The logical consequence is to do away with the textbooks. While it may not be popular at first, it forces students to think and take notes while in class. One should keep in mind the original purpose of a textbook: support the teaching in class. Unfortunately, it has become the opposite: the teaching is supposed to follow a textbook. If this were the goal, one could in fact do away with the teaching, simply assign a textbook and then test people on it. Wait, this is already done with correspondence and online courses.

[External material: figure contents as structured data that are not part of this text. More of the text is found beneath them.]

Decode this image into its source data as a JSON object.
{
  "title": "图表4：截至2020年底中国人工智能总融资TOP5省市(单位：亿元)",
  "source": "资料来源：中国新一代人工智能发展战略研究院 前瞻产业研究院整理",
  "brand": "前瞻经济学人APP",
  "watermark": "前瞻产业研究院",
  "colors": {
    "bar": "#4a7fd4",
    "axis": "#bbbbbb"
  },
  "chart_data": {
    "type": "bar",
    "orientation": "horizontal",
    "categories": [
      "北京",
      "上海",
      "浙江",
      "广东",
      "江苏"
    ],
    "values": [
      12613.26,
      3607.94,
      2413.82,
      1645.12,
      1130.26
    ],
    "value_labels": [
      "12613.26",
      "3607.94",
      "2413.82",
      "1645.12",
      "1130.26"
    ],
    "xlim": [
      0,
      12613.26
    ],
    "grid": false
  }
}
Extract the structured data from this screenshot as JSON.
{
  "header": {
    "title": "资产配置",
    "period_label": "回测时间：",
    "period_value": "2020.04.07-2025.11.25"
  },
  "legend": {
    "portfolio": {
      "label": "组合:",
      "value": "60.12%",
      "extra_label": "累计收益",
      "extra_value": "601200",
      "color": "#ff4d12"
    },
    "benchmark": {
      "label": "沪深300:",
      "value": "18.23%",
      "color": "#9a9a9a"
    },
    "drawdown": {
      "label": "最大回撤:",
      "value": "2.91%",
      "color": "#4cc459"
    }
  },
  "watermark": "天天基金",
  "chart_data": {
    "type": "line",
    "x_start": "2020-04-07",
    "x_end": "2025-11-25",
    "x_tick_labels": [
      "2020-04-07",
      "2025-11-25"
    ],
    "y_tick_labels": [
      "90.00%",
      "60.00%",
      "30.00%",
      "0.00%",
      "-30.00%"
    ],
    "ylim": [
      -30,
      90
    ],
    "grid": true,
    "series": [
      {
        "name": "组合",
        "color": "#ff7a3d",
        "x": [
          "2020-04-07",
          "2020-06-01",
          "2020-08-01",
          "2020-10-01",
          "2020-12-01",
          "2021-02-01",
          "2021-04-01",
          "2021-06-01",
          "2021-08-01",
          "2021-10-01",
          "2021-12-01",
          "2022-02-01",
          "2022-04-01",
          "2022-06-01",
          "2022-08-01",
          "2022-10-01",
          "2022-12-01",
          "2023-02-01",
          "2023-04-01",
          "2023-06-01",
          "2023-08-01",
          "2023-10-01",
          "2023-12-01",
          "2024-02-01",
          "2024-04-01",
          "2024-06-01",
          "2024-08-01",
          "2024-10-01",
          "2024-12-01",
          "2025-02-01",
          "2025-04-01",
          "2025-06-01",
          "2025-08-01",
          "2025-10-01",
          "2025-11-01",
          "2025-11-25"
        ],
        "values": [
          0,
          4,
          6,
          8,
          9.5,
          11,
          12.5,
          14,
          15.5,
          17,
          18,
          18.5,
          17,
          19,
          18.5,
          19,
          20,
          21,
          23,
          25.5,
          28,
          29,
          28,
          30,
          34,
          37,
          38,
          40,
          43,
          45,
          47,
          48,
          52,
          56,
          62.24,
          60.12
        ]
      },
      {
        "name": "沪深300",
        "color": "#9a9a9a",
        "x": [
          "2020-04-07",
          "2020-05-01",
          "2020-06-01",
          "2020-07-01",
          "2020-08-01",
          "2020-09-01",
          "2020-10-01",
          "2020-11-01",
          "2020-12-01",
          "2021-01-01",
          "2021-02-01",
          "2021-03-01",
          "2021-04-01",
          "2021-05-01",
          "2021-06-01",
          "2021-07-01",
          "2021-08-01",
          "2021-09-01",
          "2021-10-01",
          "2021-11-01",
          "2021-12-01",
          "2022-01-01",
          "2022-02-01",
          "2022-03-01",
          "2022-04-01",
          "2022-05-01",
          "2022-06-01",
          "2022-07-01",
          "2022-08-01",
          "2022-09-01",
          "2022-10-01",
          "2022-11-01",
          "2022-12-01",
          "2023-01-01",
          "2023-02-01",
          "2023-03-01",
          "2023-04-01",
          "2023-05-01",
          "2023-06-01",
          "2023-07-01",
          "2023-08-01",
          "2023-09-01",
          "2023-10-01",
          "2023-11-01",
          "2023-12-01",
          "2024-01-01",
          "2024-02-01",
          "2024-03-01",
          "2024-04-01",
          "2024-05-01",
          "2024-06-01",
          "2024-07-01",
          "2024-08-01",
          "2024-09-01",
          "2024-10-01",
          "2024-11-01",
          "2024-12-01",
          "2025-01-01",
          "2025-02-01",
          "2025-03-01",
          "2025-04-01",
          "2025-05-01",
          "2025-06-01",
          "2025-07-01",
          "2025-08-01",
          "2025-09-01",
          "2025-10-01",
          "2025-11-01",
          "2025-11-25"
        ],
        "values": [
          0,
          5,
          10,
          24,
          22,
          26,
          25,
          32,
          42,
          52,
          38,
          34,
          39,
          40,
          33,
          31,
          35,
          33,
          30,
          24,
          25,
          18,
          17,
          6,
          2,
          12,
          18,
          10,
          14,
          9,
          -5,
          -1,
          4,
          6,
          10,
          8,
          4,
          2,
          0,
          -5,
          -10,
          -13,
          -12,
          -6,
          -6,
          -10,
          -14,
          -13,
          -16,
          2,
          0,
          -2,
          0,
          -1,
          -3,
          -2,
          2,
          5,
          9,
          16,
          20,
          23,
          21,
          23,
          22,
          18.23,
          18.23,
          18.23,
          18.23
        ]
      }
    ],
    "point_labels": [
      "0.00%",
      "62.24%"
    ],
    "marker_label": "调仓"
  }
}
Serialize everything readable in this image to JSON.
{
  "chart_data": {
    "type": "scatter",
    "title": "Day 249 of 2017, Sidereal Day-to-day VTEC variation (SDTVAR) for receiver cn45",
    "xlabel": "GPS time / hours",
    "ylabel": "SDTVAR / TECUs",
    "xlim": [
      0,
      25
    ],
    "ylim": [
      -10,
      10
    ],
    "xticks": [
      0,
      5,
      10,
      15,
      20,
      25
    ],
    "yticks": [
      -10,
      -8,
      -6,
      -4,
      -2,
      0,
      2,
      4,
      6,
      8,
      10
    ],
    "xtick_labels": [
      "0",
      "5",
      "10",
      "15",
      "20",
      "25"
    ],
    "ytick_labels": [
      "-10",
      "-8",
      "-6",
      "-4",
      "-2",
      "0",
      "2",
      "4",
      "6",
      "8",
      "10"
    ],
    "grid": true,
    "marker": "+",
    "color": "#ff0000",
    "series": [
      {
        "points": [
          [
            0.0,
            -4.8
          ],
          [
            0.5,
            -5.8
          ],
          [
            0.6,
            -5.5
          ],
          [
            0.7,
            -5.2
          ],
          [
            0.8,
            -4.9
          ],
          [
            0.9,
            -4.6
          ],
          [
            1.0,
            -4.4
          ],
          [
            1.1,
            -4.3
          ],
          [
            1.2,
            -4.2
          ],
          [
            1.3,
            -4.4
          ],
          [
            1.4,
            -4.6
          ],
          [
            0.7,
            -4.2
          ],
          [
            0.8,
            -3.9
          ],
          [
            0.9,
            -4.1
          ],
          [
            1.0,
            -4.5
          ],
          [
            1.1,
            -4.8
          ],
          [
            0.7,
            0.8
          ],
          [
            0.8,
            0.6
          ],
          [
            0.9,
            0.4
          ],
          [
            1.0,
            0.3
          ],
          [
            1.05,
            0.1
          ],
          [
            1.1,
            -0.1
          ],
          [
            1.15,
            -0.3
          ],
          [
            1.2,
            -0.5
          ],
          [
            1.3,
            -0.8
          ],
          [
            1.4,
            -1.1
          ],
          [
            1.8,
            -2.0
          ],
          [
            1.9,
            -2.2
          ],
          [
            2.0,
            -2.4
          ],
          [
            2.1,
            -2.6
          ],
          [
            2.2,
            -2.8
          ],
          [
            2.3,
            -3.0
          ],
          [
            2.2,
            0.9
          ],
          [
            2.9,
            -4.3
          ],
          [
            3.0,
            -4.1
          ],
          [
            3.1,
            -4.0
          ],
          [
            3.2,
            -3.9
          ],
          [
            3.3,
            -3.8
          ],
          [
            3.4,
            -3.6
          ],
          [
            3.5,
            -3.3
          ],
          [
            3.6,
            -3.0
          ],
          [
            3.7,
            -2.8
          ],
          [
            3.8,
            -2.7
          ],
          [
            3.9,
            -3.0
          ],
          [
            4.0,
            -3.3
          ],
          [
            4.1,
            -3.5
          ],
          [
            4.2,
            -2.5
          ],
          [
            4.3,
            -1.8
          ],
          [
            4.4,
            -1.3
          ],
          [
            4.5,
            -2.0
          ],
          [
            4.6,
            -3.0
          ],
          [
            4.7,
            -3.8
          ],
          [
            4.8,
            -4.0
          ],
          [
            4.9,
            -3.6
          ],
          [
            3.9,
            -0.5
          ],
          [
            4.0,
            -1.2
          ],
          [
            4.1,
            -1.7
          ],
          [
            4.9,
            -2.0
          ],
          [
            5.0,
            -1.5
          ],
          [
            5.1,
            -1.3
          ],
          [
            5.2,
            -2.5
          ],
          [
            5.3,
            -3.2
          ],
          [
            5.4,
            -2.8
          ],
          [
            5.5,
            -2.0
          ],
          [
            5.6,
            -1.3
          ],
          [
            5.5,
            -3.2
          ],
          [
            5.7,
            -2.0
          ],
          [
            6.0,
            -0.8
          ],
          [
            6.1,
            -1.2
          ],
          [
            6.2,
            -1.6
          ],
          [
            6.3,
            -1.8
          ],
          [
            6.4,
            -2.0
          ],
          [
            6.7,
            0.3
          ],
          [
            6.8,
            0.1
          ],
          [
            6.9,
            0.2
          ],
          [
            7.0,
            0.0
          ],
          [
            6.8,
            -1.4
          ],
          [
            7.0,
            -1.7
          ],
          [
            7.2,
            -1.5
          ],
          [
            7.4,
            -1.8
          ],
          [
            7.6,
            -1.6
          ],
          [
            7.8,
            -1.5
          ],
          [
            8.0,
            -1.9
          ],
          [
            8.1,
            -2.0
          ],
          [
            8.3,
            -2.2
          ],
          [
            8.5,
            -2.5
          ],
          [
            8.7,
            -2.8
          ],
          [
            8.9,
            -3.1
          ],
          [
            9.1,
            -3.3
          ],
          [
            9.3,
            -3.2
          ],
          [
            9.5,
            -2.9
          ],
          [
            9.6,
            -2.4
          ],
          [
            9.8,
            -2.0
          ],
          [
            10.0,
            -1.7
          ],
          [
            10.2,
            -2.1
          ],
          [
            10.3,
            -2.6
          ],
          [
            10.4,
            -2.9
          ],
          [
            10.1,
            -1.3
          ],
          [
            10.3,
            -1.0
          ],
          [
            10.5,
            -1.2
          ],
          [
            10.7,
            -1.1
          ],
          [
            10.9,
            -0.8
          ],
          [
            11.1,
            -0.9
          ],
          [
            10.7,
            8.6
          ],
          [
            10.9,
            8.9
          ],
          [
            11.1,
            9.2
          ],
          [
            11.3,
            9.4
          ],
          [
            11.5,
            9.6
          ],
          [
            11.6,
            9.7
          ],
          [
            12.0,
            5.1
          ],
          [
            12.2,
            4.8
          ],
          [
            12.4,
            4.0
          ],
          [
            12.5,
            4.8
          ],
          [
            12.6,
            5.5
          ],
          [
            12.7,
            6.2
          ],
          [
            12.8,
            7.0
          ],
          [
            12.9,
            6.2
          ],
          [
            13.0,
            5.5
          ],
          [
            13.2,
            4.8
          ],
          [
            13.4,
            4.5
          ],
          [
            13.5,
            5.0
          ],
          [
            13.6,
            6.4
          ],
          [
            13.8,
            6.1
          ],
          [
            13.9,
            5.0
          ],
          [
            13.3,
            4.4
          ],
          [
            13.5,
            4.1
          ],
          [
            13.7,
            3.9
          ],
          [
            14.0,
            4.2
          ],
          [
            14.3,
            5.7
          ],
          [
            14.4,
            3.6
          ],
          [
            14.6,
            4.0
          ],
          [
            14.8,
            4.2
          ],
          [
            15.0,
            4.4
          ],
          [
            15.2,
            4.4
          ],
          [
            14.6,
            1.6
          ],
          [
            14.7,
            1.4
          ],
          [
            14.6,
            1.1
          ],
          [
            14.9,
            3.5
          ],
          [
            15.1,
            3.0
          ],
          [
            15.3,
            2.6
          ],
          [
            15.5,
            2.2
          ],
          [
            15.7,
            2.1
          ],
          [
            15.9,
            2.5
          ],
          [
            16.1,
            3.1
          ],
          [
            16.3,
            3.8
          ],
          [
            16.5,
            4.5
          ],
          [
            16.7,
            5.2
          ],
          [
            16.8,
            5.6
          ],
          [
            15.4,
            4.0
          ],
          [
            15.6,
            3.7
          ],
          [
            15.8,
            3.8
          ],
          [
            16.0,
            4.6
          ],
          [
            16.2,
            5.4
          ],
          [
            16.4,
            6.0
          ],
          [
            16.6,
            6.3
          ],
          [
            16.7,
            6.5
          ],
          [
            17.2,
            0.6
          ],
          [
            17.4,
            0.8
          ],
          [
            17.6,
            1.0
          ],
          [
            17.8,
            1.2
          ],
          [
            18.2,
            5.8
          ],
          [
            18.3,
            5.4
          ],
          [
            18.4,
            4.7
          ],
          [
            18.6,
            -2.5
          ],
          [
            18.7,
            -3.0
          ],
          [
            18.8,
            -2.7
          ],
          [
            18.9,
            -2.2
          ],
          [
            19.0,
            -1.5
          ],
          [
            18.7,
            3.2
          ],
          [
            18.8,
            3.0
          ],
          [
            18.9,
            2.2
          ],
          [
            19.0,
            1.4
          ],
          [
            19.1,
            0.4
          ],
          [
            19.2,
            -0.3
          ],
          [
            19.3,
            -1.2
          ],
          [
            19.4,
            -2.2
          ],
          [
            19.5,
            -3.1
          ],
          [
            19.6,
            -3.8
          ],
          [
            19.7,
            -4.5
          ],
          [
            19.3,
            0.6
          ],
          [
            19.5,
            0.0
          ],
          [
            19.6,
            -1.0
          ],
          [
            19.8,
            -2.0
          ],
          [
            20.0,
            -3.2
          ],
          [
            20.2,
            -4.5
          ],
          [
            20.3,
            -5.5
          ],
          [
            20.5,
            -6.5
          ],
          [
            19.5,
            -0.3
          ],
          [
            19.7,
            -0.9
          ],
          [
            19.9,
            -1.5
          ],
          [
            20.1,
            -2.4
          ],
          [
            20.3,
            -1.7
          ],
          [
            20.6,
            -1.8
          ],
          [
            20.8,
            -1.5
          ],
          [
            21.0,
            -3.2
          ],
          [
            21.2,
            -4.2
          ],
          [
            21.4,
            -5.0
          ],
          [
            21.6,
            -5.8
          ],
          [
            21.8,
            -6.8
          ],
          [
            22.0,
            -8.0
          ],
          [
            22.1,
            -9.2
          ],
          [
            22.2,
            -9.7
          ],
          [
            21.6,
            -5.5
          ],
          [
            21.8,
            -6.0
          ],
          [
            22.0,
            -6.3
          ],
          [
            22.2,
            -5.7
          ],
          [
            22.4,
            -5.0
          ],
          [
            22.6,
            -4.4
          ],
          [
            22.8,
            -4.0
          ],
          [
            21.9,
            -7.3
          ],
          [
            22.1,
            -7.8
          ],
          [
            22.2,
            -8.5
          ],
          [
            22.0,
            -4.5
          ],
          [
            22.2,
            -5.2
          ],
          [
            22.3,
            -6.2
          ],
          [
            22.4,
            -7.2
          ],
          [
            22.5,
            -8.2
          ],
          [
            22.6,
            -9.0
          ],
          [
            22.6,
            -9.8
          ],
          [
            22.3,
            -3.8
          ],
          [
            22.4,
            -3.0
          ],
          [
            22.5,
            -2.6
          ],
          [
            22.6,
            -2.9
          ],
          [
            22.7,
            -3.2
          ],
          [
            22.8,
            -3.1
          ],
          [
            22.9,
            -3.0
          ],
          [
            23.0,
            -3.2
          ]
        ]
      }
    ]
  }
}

I put a lot of blame on the students, as they follow what they believe is the easier way by requesting a textbook for every class. But teachers are to blame as well. They often also take the easy way by choosing a textbook that is easy to teach from, but not necessarily easy to learn from. I have had colleagues select textbooks on the basis of the powerpoint slides alone...

2 comments:

Anonymous said...

I am with you here. The textbook, if any, should complement the teaching. Unfortunately, too often nowadays the teaching follows the textbook. In that case, why even have a teacher? Just assign the book, have an exam at some point a be done with it.

Anonymous said...

Textbook have anyway become bloated lately, as they try to cater to everyone. Teachers feel obliged to cover many chapters to justify the cost of the book. Students are flooded with material and learn only superficially if anything.

I used to have a paperback textbook with about 120 pages (Miller and Upton), which taught me great intuition about macro. That was a great textbook, and it cost a few dollars only!